Some of the best were first, with ravishing music from SSU guitarist Eric Cabalo and Santa Rosa Symphony violinist Eugenie Wie. This fetching duo played Piazzolla’s “Historie du Tango” with bandoneon concertina effects and rich sonority. Ms. Wie played with minimal vibrato, and Mr. Cabalo exhibited subtle control of pianissimo and elegant phrasing. Stefane Grappelli and Django Reinhardt could not have played Piazzolla’s delicious piece with more charm.

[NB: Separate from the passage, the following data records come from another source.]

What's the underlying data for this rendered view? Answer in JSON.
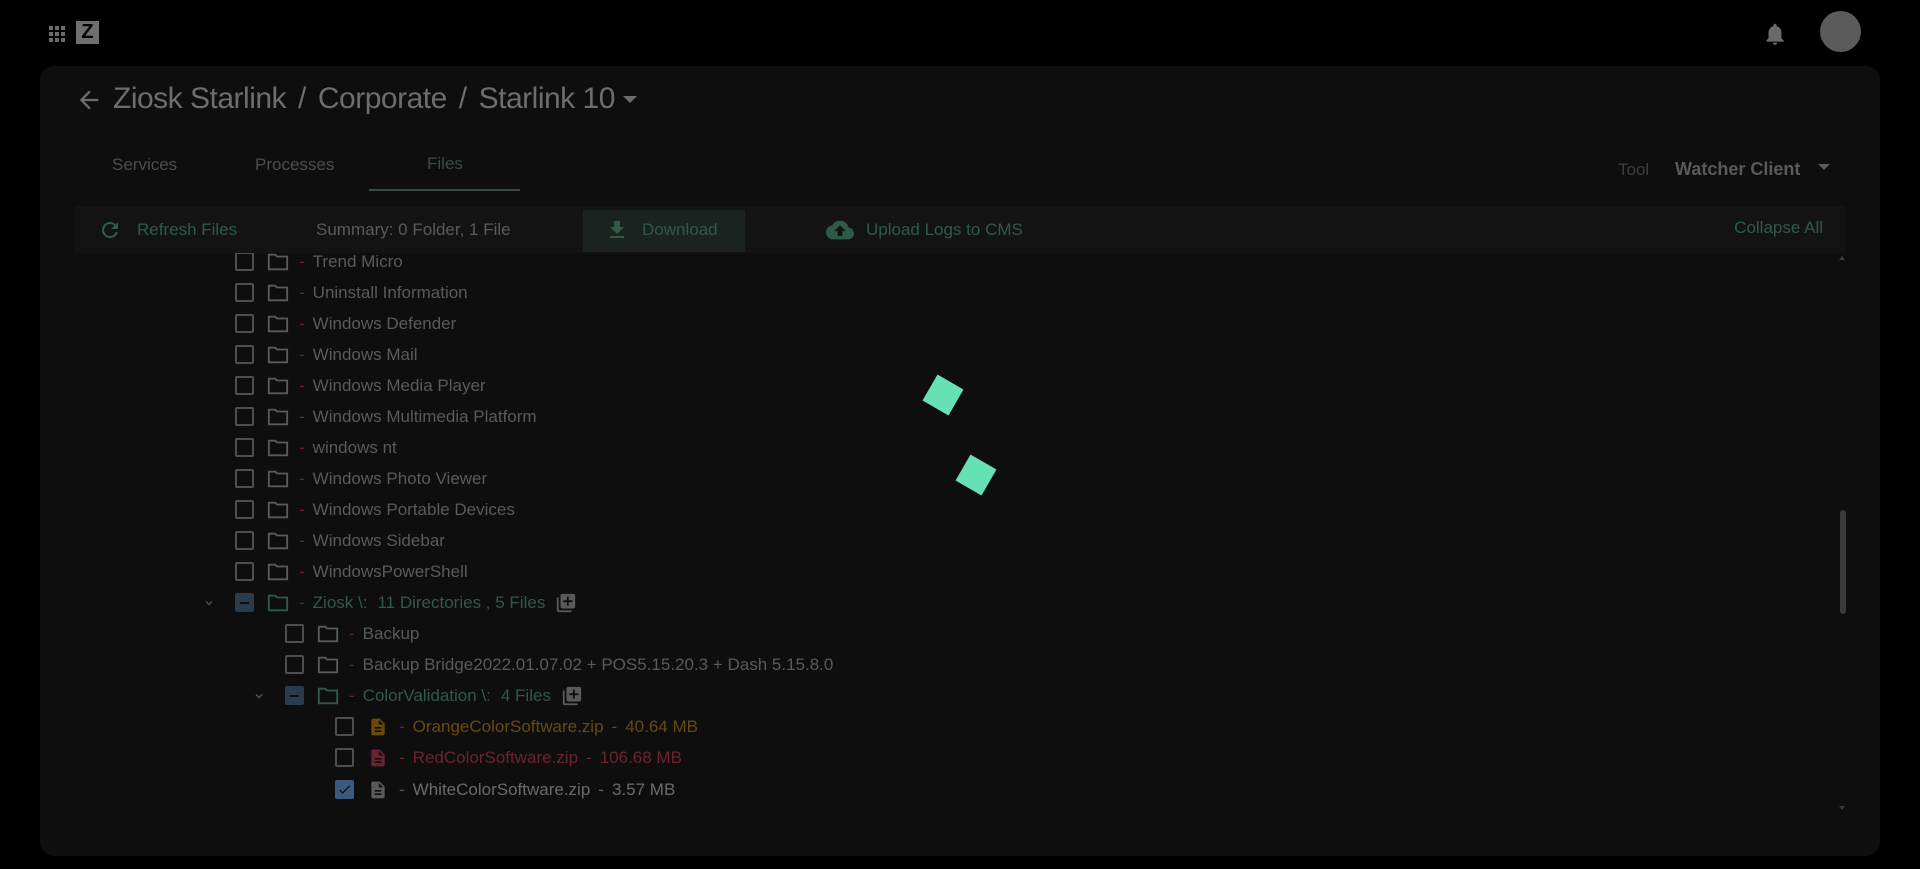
{
  "header": {
    "logo_letter": "Z",
    "icons": [
      "apps-grid-icon",
      "bell-icon",
      "avatar"
    ]
  },
  "breadcrumb": {
    "parts": [
      "Ziosk Starlink",
      "Corporate",
      "Starlink 10"
    ],
    "separator": "/"
  },
  "tabs": [
    {
      "label": "Services",
      "active": false
    },
    {
      "label": "Processes",
      "active": false
    },
    {
      "label": "Files",
      "active": true
    }
  ],
  "tool": {
    "label": "Tool",
    "value": "Watcher Client"
  },
  "toolbar": {
    "refresh_label": "Refresh Files",
    "summary": "Summary: 0 Folder, 1 File",
    "download_label": "Download",
    "upload_label": "Upload Logs to CMS",
    "collapse_label": "Collapse All"
  },
  "tree": {
    "root_folders": [
      "Trend Micro",
      "Uninstall Information",
      "Windows Defender",
      "Windows Mail",
      "Windows Media Player",
      "Windows Multimedia Platform",
      "windows nt",
      "Windows Photo Viewer",
      "Windows Portable Devices",
      "Windows Sidebar",
      "WindowsPowerShell"
    ],
    "ziosk": {
      "name": "Ziosk \\:",
      "summary": "11 Directories , 5 Files"
    },
    "ziosk_children": [
      "Backup",
      "Backup Bridge2022.01.07.02 + POS5.15.20.3 + Dash 5.15.8.0"
    ],
    "colorvalidation": {
      "name": "ColorValidation \\:",
      "summary": "4 Files"
    },
    "files": [
      {
        "name": "OrangeColorSoftware.zip",
        "size": "40.64 MB",
        "checked": false
      },
      {
        "name": "RedColorSoftware.zip",
        "size": "106.68 MB",
        "checked": false
      },
      {
        "name": "WhiteColorSoftware.zip",
        "size": "3.57 MB",
        "checked": true
      }
    ],
    "dash": "-"
  },
  "colors": {
    "accent_green": "#66e0b5",
    "orange_file": "#e8a21c",
    "red_file": "#e04a5f",
    "checkbox_blue": "#5b8ec6"
  }
}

Joining Mr. Cabalo in his own “Event Horizon” were his guitar students Kenny Campbell, Brandyn Klinect and Cody Martin. The composer described the work as having an astrophysical character with Lydian key instability. The work was never dissonant, and it had a repetitive and minimalist design and some snappy hand slaps on the guitar body. It was a novel and accomplished piece for guitar quartet, astutely played.

Brahms’ opening Allergo Moderato from the C Minor Piano Trio, Op. 87, was played by SSU faculty pianist Marilyn Thompson and cellist Judiyaba, along with Santa Rosa Symphony violinist Joseph Edelberg. It was a brawny reading, emphasizing the two string parts' alternating vigorous chords with the piano. I wanted to hear the concluding two movements of a composition best heard on a cold winter’s evening.

Two short guitar works with new performers Henry Alonzo and Patricia Castaneda came before a beguiling Jean-Michel Damase concert sonata for flute, cello and piano. Symphony flutist Kathleen Lane Reynolds played the work with an easy virtuosity, carrying the thematic weight away from Ms. Judiyaba and Ms. Thompson.

This happy concert sonata from 1952 has strains of the palm court and the café, the many sprightly sections demanding a deft touch from each performer. Ms. Judiyaba was perhaps too differential playing the bass line, but Ms. Thompson was as always a sure-footed and consummate pianist. The rapid movement toward the end of the sonata spotlighted Ms. Reynolds’ masterful command of tonal colors and animated rhythms. Her flute playing in symphonic or chamber music is always vivacious and prismatic.

Though not a full house, the Schroeder audience gave loud applause to these shapely and accomplished performances.